SoftBank reported a quarterly profit of ¥248.6 billion, falling short of the expected ¥336.7 billion. Even though the number is still big, the miss raised eyebrows.
The group saw gains in some places but got dragged down in others. It wasn’t a clean win. The performance looked all over the place, despite what the headline profit might suggest.
For the nine-month period from April to December, net sales hit ¥5.72 trillion, up 7.9% from the ¥5.3 trillion posted a year ago. Income before tax jumped 228% to ¥4.17 trillion, while net income soared nearly 400%, landing at ¥3.17 trillion versus ¥636.2 billion the year before.
Gains on investments doubled from ¥2.17 trillion to ¥4.22 trillion, but the group’s investment business outside of Vision Funds collapsed, dropping 91.9% to just ¥163.4 billion. That segment alone used to bring in over ¥2 trillion.
Vision Funds returns after last year’s collapse
The SoftBank Vision Funds unit staged a massive turnaround, logging a ¥3.6 trillion gain, a major bounce from the ¥309.9 billion loss reported a year earlier.

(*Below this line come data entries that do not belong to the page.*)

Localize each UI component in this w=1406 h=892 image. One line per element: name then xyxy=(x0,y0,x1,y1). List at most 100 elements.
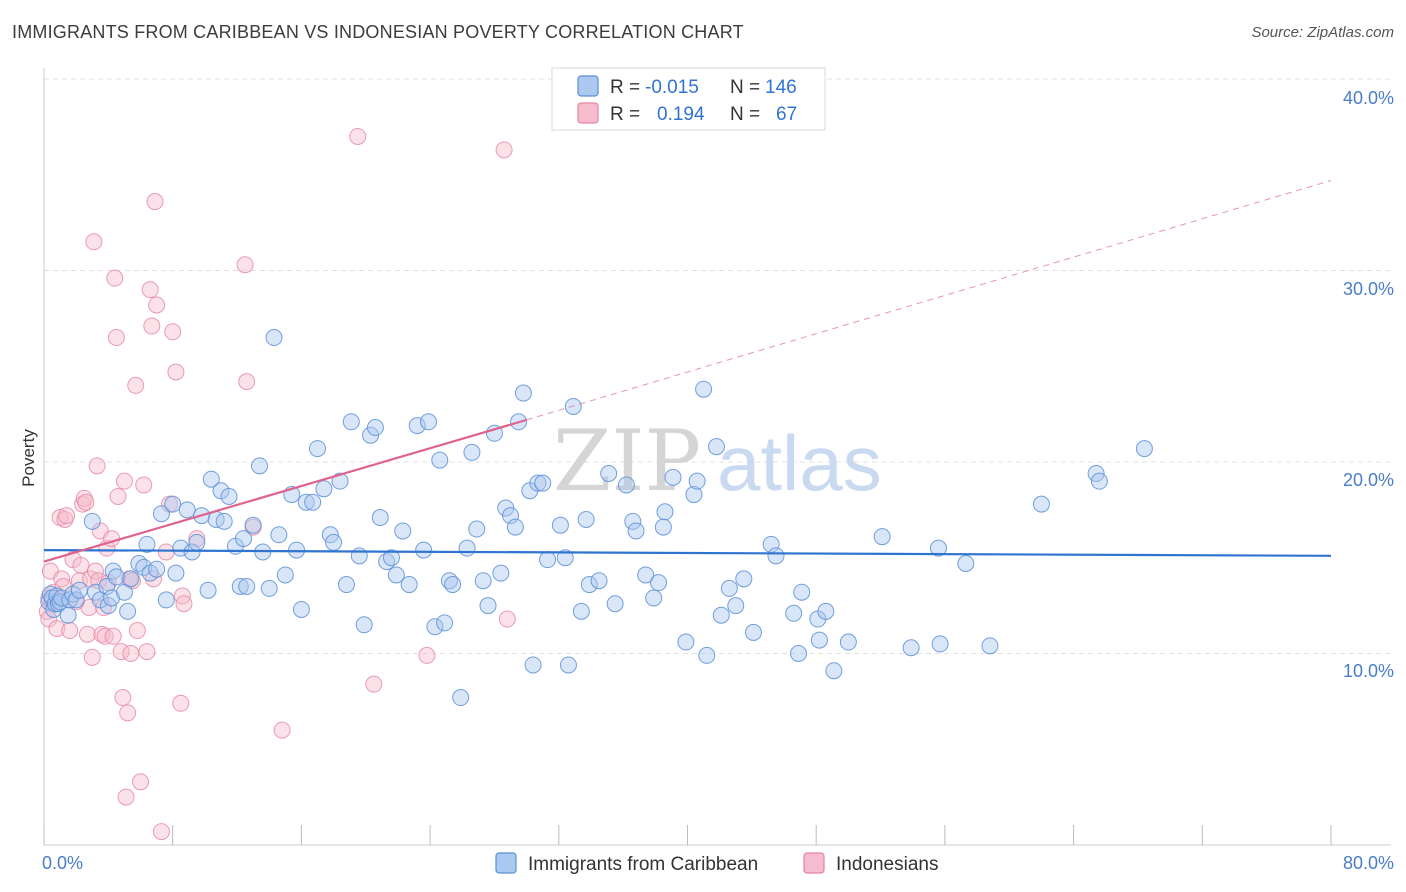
indonesians-point xyxy=(498,610,516,628)
caribbean-point xyxy=(419,413,437,431)
caribbean-point xyxy=(394,522,412,540)
y-tick-40: 40.0% xyxy=(1343,88,1394,108)
caribbean-point xyxy=(590,572,608,590)
indonesians-point xyxy=(106,269,124,287)
caribbean-point xyxy=(931,635,949,653)
caribbean-point xyxy=(1090,472,1108,490)
caribbean-point xyxy=(431,451,449,469)
legend-n-value-2: 67 xyxy=(776,104,797,125)
caribbean-point xyxy=(458,539,476,557)
caribbean-point xyxy=(199,581,217,599)
bottom-legend-swatch-indonesians xyxy=(803,852,825,874)
indonesians-point xyxy=(117,788,135,806)
indonesians-point xyxy=(238,373,256,391)
caribbean-point xyxy=(342,413,360,431)
caribbean-point xyxy=(202,470,220,488)
indonesians-point xyxy=(164,323,182,341)
caribbean-point xyxy=(59,606,77,624)
indonesians-point xyxy=(77,493,95,511)
indonesians-point xyxy=(83,648,101,666)
caribbean-point xyxy=(556,549,574,567)
indonesians-trend-line xyxy=(43,418,527,563)
y-tick-20: 20.0% xyxy=(1343,470,1394,490)
caribbean-point xyxy=(735,570,753,588)
caribbean-point xyxy=(188,533,206,551)
caribbean-point xyxy=(688,472,706,490)
caribbean-point xyxy=(637,566,655,584)
caribbean-point xyxy=(122,570,140,588)
legend-n-label-2: N = xyxy=(730,104,760,125)
indonesians-point xyxy=(175,595,193,613)
caribbean-point xyxy=(135,558,153,576)
indonesians-point xyxy=(119,704,137,722)
bottom-legend-swatch-caribbean xyxy=(495,852,517,874)
caribbean-point xyxy=(698,646,716,664)
indonesians-point xyxy=(172,694,190,712)
caribbean-point xyxy=(617,476,635,494)
watermark-atlas: atlas xyxy=(717,419,882,507)
caribbean-point xyxy=(157,591,175,609)
indonesians-point xyxy=(86,562,104,580)
indonesians-point xyxy=(141,281,159,299)
caribbean-point xyxy=(957,554,975,572)
caribbean-point xyxy=(572,602,590,620)
caribbean-point xyxy=(529,474,547,492)
caribbean-point xyxy=(534,474,552,492)
legend-r-label-2: R = xyxy=(610,104,640,125)
bottom-legend-label-indonesians: Indonesians xyxy=(836,854,938,875)
caribbean-point xyxy=(468,520,486,538)
caribbean-point xyxy=(119,602,137,620)
caribbean-point xyxy=(337,576,355,594)
indonesians-point xyxy=(72,556,90,574)
indonesians-point xyxy=(167,363,185,381)
indonesians-point xyxy=(144,570,162,588)
indonesians-trend-extension xyxy=(526,180,1332,421)
caribbean-point xyxy=(452,689,470,707)
caribbean-point xyxy=(712,606,730,624)
caribbean-point xyxy=(650,574,668,592)
caribbean-point xyxy=(426,618,444,636)
caribbean-point xyxy=(463,443,481,461)
caribbean-point xyxy=(371,509,389,527)
indonesians-point xyxy=(152,823,170,841)
caribbean-point xyxy=(624,512,642,530)
caribbean-point xyxy=(270,526,288,544)
legend-n-label-1: N = xyxy=(730,77,760,98)
caribbean-point xyxy=(231,577,249,595)
caribbean-point xyxy=(304,493,322,511)
indonesians-point xyxy=(236,256,254,274)
caribbean-point xyxy=(524,656,542,674)
chart-title: IMMIGRANTS FROM CARIBBEAN VS INDONESIAN … xyxy=(12,22,744,42)
caribbean-point xyxy=(67,591,85,609)
caribbean-point xyxy=(382,549,400,567)
caribbean-point xyxy=(902,639,920,657)
caribbean-point xyxy=(873,528,891,546)
caribbean-point xyxy=(559,656,577,674)
caribbean-point xyxy=(325,533,343,551)
indonesians-point xyxy=(85,233,103,251)
caribbean-point xyxy=(580,576,598,594)
caribbean-point xyxy=(929,539,947,557)
caribbean-point xyxy=(664,468,682,486)
source-label: Source: ZipAtlas.com xyxy=(1251,24,1394,41)
legend-r-value-2: 0.194 xyxy=(657,104,705,125)
caribbean-point xyxy=(331,472,349,490)
y-axis-title: Poverty xyxy=(19,429,38,487)
caribbean-point xyxy=(297,493,315,511)
caribbean-point xyxy=(492,564,510,582)
caribbean-point xyxy=(387,566,405,584)
caribbean-point xyxy=(479,597,497,615)
caribbean-point xyxy=(1032,495,1050,513)
caribbean-point xyxy=(444,576,462,594)
caribbean-point xyxy=(308,440,326,458)
caribbean-point xyxy=(810,631,828,649)
caribbean-point xyxy=(215,512,233,530)
caribbean-point xyxy=(83,512,101,530)
caribbean-point xyxy=(656,503,674,521)
caribbean-point xyxy=(645,589,663,607)
y-tick-30: 30.0% xyxy=(1343,279,1394,299)
grid xyxy=(44,78,1391,654)
caribbean-point xyxy=(415,541,433,559)
indonesians-point xyxy=(146,193,164,211)
caribbean-point xyxy=(251,457,269,475)
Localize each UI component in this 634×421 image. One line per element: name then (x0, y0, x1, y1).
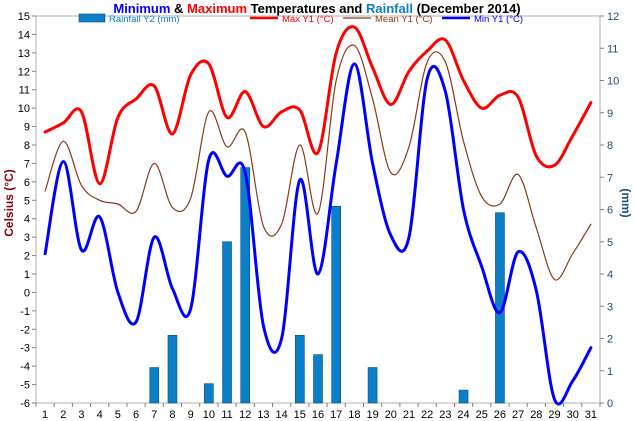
x-tick-label: 22 (421, 409, 433, 421)
y2-tick-label: 6 (607, 205, 613, 217)
x-tick-label: 1 (42, 409, 48, 421)
y-tick-label: -6 (20, 398, 30, 410)
y2-tick-label: 1 (607, 366, 613, 378)
chart-title: Minimum & Maximum Temperatures and Rainf… (0, 1, 634, 16)
x-tick-label: 3 (78, 409, 84, 421)
plot-area (35, 15, 601, 404)
title-minimum: Minimum (113, 1, 171, 16)
y2-tick-label: 0 (607, 398, 613, 410)
y-tick-label: -1 (20, 306, 30, 318)
y-tick-label: -5 (20, 380, 30, 392)
x-tick-label: 23 (439, 409, 451, 421)
y-tick-label: 15 (18, 11, 30, 23)
max-temp-line (43, 25, 593, 186)
y-tick-label: 5 (24, 195, 30, 207)
x-tick-label: 31 (585, 409, 597, 421)
title-date: (December 2014) (412, 1, 521, 16)
title-maximum: Maximum (187, 1, 248, 16)
y-tick-label: 2 (24, 251, 30, 263)
x-tick-label: 9 (188, 409, 194, 421)
y-tick-label: 0 (24, 287, 30, 299)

The Vision Funds are where most of the OpenAI exposure sits. SoftBank has been piling billions into it throughout 2025, aiming to ride the AI wave.
Source: SoftBank
The group officially committed $40 billion to OpenAI in March 2025, though $30 billion of that was SoftBank’s own exposure. The money was funneled through SVF2, its second Vision Fund. In April 2025, the first $10 billion round closed, with $7.5 billion of it from SVF2.
Then, by December, a second $31 billion round wrapped up, with SVF2 throwing in another $22.5 billion. Altogether, SoftBank’s total stake hit $34.6 billion, giving it about 11% ownership in OpenAI.
The first chunk went into OpenAI Global LLC, while the second landed in OpenAI Group PBC, following a recapitalization completed in October.
The pre-money valuation was $260 billion, and co-investors chipped in another $11 billion, bringing the total syndication to $41 billion. SoftBank now holds its OpenAI shares directly through SVF2.
Asset sales and new bets show where the money is going
Behind the scenes, SoftBank’s been selling off other holdings to keep the OpenAI checks flowing.
Between June and December, it dumped $12.73 billion worth of T-Mobile shares. It also sold its full Nvidia stake in October for $5.83 billion, despite Nvidia’s role in AI chips. The company has also been borrowing against its Arm stake and other holdings to stay liquid.
It hasn’t stopped spending though. In December 2025, SoftBank said it would buy DigitalBridge, a data center investment firm based in Florida, for $4 billion, including debt. A couple of months earlier, in October, it agreed to acquire ABB’s robotics division for $5.4 billion. Both moves were aimed at building more exposure to AI-linked infrastructure.
SoftBank’s CFO Yoshimitsu Goto said this week that 60% of the company’s assets are now AI or ASI-related, referencing artificial superintelligence, which founder Masayoshi Son once claimed would be “10,000 times smarter than humans.” The focus on ASI is no longer just talk. It’s clearly where the company is betting everything.
Goto was pressed multiple times on OpenAI during the company’s earnings call. When asked why SoftBank keeps doubling down on the AI firm even after some rough patches, he replied:
“We assume OpenAI will be able to lead this industry and this era, and we are quite convinced. So that’s why we are making an investment in this company.”
The company believes OpenAI is just getting started with monetizing its tech. A person close to the matter said future revenue may come from enterprise deals, hardware, and ads, even though the company isn’t profitable yet.
SoftBank shares are up 9.5% in 2026 so far, after almost doubling in 2025. Investors got another reason to buy this week after Prime Minister Takaichi Sanae’s win over the weekend.
Takaichi-san’s push for bigger spending in AI and semiconductors gave markets a jolt. Still, the big question now is whether SoftBank can keep financing its AI push without sinking its balance sheet.